Una bilancia, un attrezzo per il WDT, un pressino decente, un portafiltro senza fondo e un cassetto battifondi. Quasi tutto il resto è facoltativo.

Gli accessori per espresso vanno dall’indispensabile al decorativo. Ecco la classifica onesta.

Valgono davvero

Una bilancia con timer, abbastanza piccola per la vaschetta di scarico. Pesare in ingresso e in uscita trasforma l’espresso da indovinello a misura. L’acquisto più utile dopo il macinacaffè.

Un attrezzo per il WDT con aghi da 0,3 a 0,4 mm. Elimina i grumi e il channeling che ne deriva. Costa poco ed è il singolo miglioramento più grande nella preparazione del panetto di caffè.

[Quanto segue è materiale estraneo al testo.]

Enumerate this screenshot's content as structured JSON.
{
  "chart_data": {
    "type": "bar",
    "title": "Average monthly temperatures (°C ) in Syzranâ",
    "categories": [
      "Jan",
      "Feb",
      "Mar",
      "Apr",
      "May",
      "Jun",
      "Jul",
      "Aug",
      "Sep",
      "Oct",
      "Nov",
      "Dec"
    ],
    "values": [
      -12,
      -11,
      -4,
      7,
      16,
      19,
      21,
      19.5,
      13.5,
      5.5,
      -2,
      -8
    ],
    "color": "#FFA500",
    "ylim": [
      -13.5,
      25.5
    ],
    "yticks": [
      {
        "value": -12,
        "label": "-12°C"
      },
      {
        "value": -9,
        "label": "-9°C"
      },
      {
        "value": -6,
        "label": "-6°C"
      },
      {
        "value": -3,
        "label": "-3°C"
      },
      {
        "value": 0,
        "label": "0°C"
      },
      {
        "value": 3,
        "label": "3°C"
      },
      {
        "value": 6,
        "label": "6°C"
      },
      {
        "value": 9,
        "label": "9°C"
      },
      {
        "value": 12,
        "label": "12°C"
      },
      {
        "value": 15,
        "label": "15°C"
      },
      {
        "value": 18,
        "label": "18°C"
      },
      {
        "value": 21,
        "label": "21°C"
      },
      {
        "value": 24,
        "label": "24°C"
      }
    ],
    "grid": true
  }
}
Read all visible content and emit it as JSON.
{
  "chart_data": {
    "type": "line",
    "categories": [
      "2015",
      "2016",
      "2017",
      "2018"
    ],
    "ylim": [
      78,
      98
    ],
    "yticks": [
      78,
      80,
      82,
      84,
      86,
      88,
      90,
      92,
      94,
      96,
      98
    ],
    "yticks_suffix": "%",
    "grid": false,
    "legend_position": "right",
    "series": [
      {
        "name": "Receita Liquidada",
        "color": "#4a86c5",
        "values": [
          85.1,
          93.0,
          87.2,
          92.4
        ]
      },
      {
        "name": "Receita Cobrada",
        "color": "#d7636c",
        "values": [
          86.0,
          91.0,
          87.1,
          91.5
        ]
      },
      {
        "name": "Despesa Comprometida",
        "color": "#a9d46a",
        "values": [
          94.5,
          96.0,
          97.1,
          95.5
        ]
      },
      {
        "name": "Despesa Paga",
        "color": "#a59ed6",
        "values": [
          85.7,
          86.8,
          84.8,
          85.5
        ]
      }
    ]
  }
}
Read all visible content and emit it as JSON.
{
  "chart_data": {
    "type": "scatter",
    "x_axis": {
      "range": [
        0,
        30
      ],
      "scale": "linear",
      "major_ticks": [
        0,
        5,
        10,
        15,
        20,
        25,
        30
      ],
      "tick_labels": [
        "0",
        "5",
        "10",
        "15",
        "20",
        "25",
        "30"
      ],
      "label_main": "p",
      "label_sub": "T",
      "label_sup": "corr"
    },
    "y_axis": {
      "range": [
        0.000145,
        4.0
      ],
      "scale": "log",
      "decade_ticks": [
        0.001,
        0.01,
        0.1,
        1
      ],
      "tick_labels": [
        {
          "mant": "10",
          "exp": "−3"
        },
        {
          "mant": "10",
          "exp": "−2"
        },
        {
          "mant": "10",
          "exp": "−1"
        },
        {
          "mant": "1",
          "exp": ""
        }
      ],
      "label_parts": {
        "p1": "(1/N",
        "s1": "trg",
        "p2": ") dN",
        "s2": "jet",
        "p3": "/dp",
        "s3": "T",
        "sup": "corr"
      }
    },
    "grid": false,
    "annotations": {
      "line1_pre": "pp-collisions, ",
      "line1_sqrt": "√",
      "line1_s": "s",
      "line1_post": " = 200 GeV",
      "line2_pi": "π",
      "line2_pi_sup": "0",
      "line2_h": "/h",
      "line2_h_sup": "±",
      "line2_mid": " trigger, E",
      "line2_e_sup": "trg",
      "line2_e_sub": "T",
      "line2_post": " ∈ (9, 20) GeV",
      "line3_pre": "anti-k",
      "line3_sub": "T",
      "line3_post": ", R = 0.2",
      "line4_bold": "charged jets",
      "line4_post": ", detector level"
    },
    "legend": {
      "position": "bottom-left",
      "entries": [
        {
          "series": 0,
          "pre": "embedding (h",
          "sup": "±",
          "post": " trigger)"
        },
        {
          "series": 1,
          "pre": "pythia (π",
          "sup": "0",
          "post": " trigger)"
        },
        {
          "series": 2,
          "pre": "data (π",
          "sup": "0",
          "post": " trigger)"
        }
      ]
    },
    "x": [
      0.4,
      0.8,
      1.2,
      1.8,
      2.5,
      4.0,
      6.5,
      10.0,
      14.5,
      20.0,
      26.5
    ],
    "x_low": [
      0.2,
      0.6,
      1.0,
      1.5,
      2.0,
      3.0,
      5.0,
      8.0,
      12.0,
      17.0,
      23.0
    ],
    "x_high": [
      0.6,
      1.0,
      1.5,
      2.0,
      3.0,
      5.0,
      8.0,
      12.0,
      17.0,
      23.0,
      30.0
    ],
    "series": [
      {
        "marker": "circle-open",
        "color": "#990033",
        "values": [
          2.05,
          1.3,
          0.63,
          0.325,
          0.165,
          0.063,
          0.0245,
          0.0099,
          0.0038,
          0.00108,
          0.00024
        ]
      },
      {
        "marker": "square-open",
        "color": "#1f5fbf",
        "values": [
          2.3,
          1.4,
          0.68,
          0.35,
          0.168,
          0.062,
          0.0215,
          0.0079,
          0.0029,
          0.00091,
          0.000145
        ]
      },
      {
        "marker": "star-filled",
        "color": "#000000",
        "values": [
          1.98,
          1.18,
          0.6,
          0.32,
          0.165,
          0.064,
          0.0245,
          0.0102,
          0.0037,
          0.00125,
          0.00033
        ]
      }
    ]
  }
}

Un pressino della misura giusta per il Suo filtro. Quello in dotazione con quasi tutte le macchine è di plastica e sottodimensionato. Un pressino da 58,5 mm in un filtro da 58 mm lascia molto meno caffè non compattato sul bordo.

Un portafiltro senza fondo. È uno strumento diagnostico: rende visibile il channeling.

Un cassetto battifondi. Chiude la questione dei panetti nel lavandino.

Utili a seconda dei casi

Un distributore — serve se non usa il WDT, è quasi inutile se lo usa.

Un puck screen — soprattutto per tenere pulita la doccetta.

Un bicchierino dosatore — comodo per la dose singola.

Un filtro di precisione — IMS o VST. È un miglioramento vero, ma piccolo rispetto a macinacaffè e tecnica.

Da saltare

Le basi per pressatura a molla tarata — conta il livello, non la forza. I portafiltri senza fondo con finiture da collezione. Tutto ciò che promette più crema.

L’ordine

Bilancia, WDT, pressino, senza fondo. Poi si fermi e compri caffè migliore.